Esto era para mí Benidorm en esa edad. Pero hay también otros muchos sentimientos bellos que no envejecen, que permanecen tan jóvenes como entonces, cuando los sentí expresarse, como por ejemplo aquel que recuerdo del paso de la Callosina en dirección a Alicante por el estrecho Paseo de la Carretera, antes, denominado “Carretera” y anteriormente, Camino de Altea, y calle del mar.

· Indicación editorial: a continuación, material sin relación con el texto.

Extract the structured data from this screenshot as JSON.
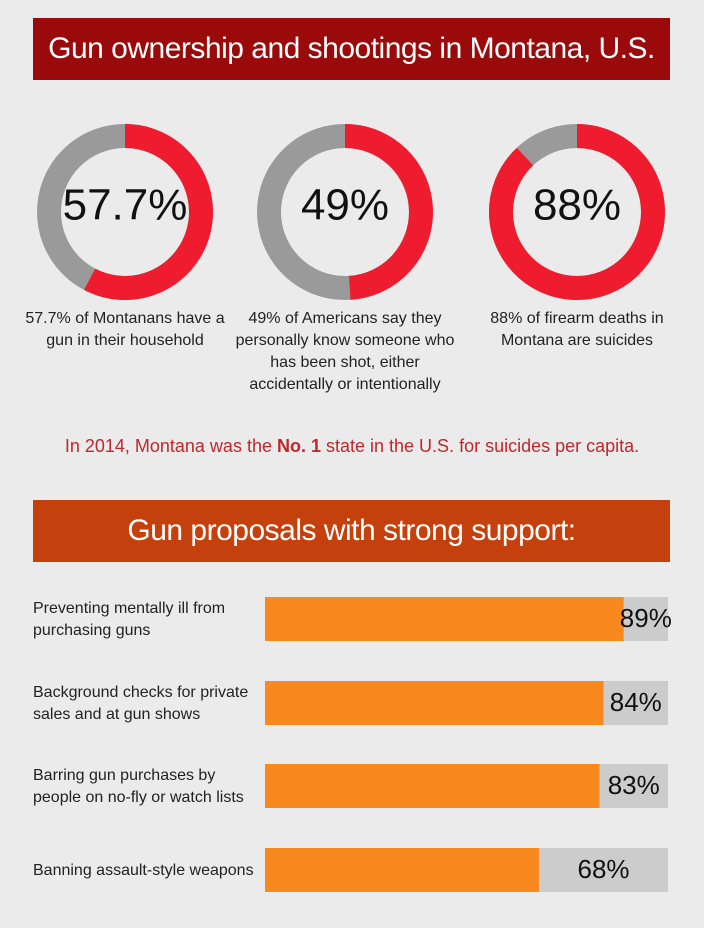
{
  "header": {
    "title": "Gun ownership and shootings in Montana, U.S."
  },
  "chart_data": [
    {
      "type": "donut",
      "values": [
        57.7
      ],
      "value_labels": [
        "57.7%"
      ],
      "ylim": [
        0,
        100
      ],
      "color": "#ee1c2e",
      "track_color": "#9a9a9a",
      "caption": "57.7% of Montanans have a gun in their household"
    },
    {
      "type": "donut",
      "values": [
        49
      ],
      "value_labels": [
        "49%"
      ],
      "ylim": [
        0,
        100
      ],
      "color": "#ee1c2e",
      "track_color": "#9a9a9a",
      "caption": "49% of Americans say they personally know someone who has been shot, either accidentally or intentionally"
    },
    {
      "type": "donut",
      "values": [
        88
      ],
      "value_labels": [
        "88%"
      ],
      "ylim": [
        0,
        100
      ],
      "color": "#ee1c2e",
      "track_color": "#9a9a9a",
      "caption": "88% of firearm deaths in Montana are suicides"
    },
    {
      "type": "bar",
      "title": "Gun proposals with strong support:",
      "categories": [
        "Preventing mentally ill from purchasing guns",
        "Background checks for private sales and at gun shows",
        "Barring gun purchases by people on no-fly or watch lists",
        "Banning assault-style weapons"
      ],
      "values": [
        89,
        84,
        83,
        68
      ],
      "value_labels": [
        "89%",
        "84%",
        "83%",
        "68%"
      ],
      "xlim": [
        0,
        100
      ],
      "color": "#f7891f",
      "track_color": "#cccccc"
    }
  ],
  "note": {
    "before": "In 2014, Montana was the ",
    "bold": "No. 1",
    "after": " state in the U.S. for suicides per capita."
  }
}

Por el paseo de la carretera transitaba la Callosina. Por Polop pasaba a las siete y diez o las siete y cuarto. Tengo varios y distintos recuerdos. Recuerdo viajar de niño con mis padres a Alicante con ese autobús, o con mi madre, para ir de compras, o al médico, a visitar a la familia del hermano de mi padre, hacer gestiones… Y esos recuerdos están saturados de energía de sabor ‘virgen’, desconocido y que me creaba nerviosismo, excitación. Viajar me producía cosquillas en la panza hasta que subía y me sentaba. Era enigmático observar por la ventanilla el cambiante paisaje: se trataba de un regalo, del sabor de un placer, del olor de la magia. Siempre había algo que en anteriores viajes me había pasado desapercibido o que, por el interés que despertaba en mí, quería volver a ver, a vivir. Pero de todos los elementos que acompañaban el viaje, el que más me inquietaba y despertaba mi imaginación era el Paseo de la carretera. En ese tramo había que detenerse para que pudieran pasar otros vehículos que venían en sentido opuesto, o bien, al contrario, era a nosotros a quienes nos lo cedían. El paseo de la carretera conformaba un aspecto fascinante y recóndito, paralelo, puede ser, de los secretos que el destino urdía en el viaje a Alicante, tal vez, símil del de la vida.
Ese era, lo veo muy claro, otra estación, camuflada, en aquel entonces, de lugar de espera, de excitación, como la mía; del misterio que me conducía, como el autobús, a ver a los desconocidos pasajeros que subían, ya fuera en Benidorm, en la Vila o en cualquier punto del itinerario, como intrigantes, enigmáticos. Allí, en el paseo de la carretera, justo allí, cambió.